Atualmente, Miriam coordena o NUPIER e nos conta sobre essa atribuição: “Na qualidade de Coordenadora do Núcleo de Promoção à Igualdade étnico Racial sou mais atenta às determinadas ações e omissões e sofro com a desumanização do meu povo. Não poupo lágrimas com a atuação estatal violenta contra jovens negros que são mortos com a maior normalidade, sem que a sociedade clame por justiça. É um verdadeiro genocídio que está ocorrendo. O Brasil que tem 56% de sua população da etnia, carrega o troféu de ser o primeiro em desigualdade social, impondo aos negros uma segunda escravidão, igual ou mais cruel que a primeira”.

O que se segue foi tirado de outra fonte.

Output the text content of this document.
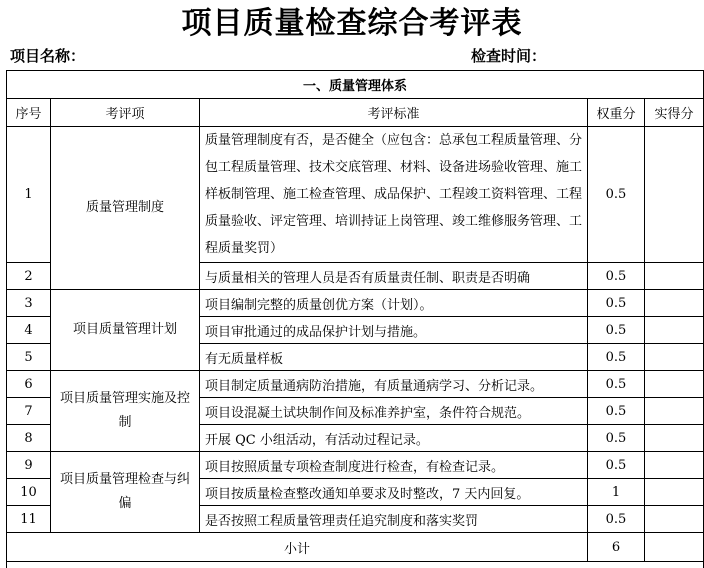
项目质量检查综合考评表
项目名称：	检查时间：
一、质量管理体系				
序号	考评项	考评标准	权重分	实得分
1	质量管理制度	质量管理制度有否，是否健全（应包含：总承包工程质量管理、分包工程质量管理、技术交底管理、材料、设备进场验收管理、施工样板制管理、施工检查管理、成品保护、工程竣工资料管理、工程质量验收、评定管理、培训持证上岗管理、竣工维修服务管理、工程质量奖罚）	0.5	
2		与质量相关的管理人员是否有质量责任制、职责是否明确	0.5	
3	项目质量管理计划	项目编制完整的质量创优方案（计划）。	0.5	
4		项目审批通过的成品保护计划与措施。	0.5	
5		有无质量样板	0.5	
6	项目质量管理实施及控制	项目制定质量通病防治措施，有质量通病学习、分析记录。	0.5	
7		项目设混凝土试块制作间及标准养护室，条件符合规范。	0.5	
8		开展 QC 小组活动，有活动过程记录。	0.5	
9	项目质量管理检查与纠偏	项目按照质量专项检查制度进行检查，有检查记录。	0.5	
10		项目按质量检查整改通知单要求及时整改，7 天内回复。	1	
11		是否按照工程质量管理责任追究制度和落实奖罚	0.5	
小计			6	
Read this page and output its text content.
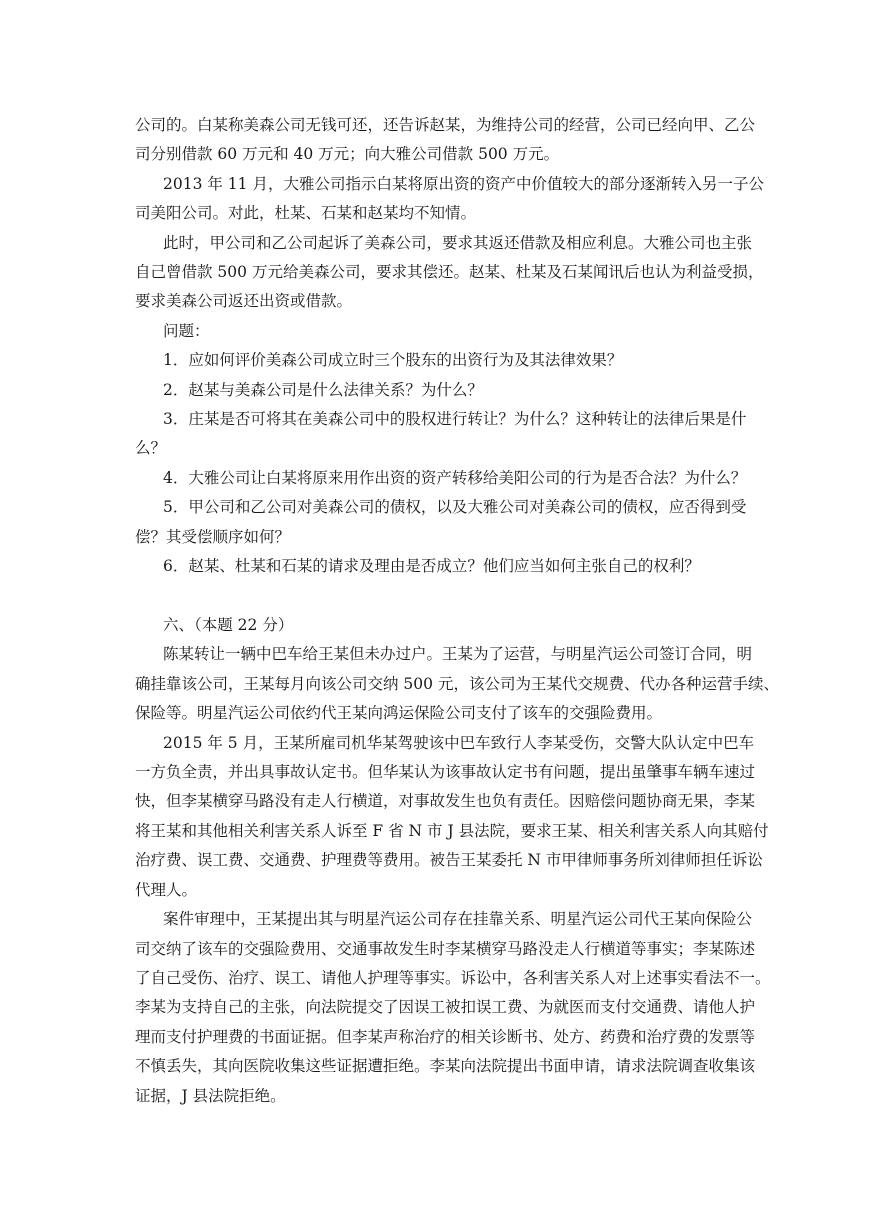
公司的。白某称美森公司无钱可还，还告诉赵某，为维持公司的经营，公司已经向甲、乙公
司分别借款 60 万元和 40 万元；向大雅公司借款 500 万元。
2013 年 11 月，大雅公司指示白某将原出资的资产中价值较大的部分逐渐转入另一子公
司美阳公司。对此，杜某、石某和赵某均不知情。
此时，甲公司和乙公司起诉了美森公司，要求其返还借款及相应利息。大雅公司也主张
自己曾借款 500 万元给美森公司，要求其偿还。赵某、杜某及石某闻讯后也认为利益受损，
要求美森公司返还出资或借款。
问题：
1．应如何评价美森公司成立时三个股东的出资行为及其法律效果？
2．赵某与美森公司是什么法律关系？为什么？
3．庄某是否可将其在美森公司中的股权进行转让？为什么？这种转让的法律后果是什
么？
4．大雅公司让白某将原来用作出资的资产转移给美阳公司的行为是否合法？为什么？
5．甲公司和乙公司对美森公司的债权，以及大雅公司对美森公司的债权，应否得到受
偿？其受偿顺序如何？
6．赵某、杜某和石某的请求及理由是否成立？他们应当如何主张自己的权利？
六、（本题 22 分）
陈某转让一辆中巴车给王某但未办过户。王某为了运营，与明星汽运公司签订合同，明
确挂靠该公司，王某每月向该公司交纳 500 元，该公司为王某代交规费、代办各种运营手续、
保险等。明星汽运公司依约代王某向鸿运保险公司支付了该车的交强险费用。
2015 年 5 月，王某所雇司机华某驾驶该中巴车致行人李某受伤，交警大队认定中巴车
一方负全责，并出具事故认定书。但华某认为该事故认定书有问题，提出虽肇事车辆车速过
快，但李某横穿马路没有走人行横道，对事故发生也负有责任。因赔偿问题协商无果，李某
将王某和其他相关利害关系人诉至 F 省 N 市 J 县法院，要求王某、相关利害关系人向其赔付
治疗费、误工费、交通费、护理费等费用。被告王某委托 N 市甲律师事务所刘律师担任诉讼
代理人。
案件审理中，王某提出其与明星汽运公司存在挂靠关系、明星汽运公司代王某向保险公
司交纳了该车的交强险费用、交通事故发生时李某横穿马路没走人行横道等事实；李某陈述
了自己受伤、治疗、误工、请他人护理等事实。诉讼中，各利害关系人对上述事实看法不一。
李某为支持自己的主张，向法院提交了因误工被扣误工费、为就医而支付交通费、请他人护
理而支付护理费的书面证据。但李某声称治疗的相关诊断书、处方、药费和治疗费的发票等
不慎丢失，其向医院收集这些证据遭拒绝。李某向法院提出书面申请，请求法院调查收集该
证据，J 县法院拒绝。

Neste ano de 2020, a associada participou de algumas lives para falar sobre igualdade racial, racismo estrutural e discriminação. No mês de junho, participou da live “MPDebate”, com o tema “Por um MPPR antirracista”, realizada pela Escola Superior do MPPR (ESMP) e pela Fundação Escola do Ministério Público do Paraná (Fempar) (assista aqui). No mês de julho, participou da live MPPérolasNegras junto com mais cinco mulheres negras do MP de outros estados. A live foi promovida pelo Movimento Nacional de Mulheres do Ministério Público (assista aqui). E, no mês de agosto, Freitas participou da live com o tema “Racismo Institucional e Proteção dos Direitos Humanos da População Negra no Brasil”, com a Promotora de Justiça Lívia Sant’Anna Vaz, do Ministério Público da Bahia, que também foi realizada pela ESMP (assista aqui).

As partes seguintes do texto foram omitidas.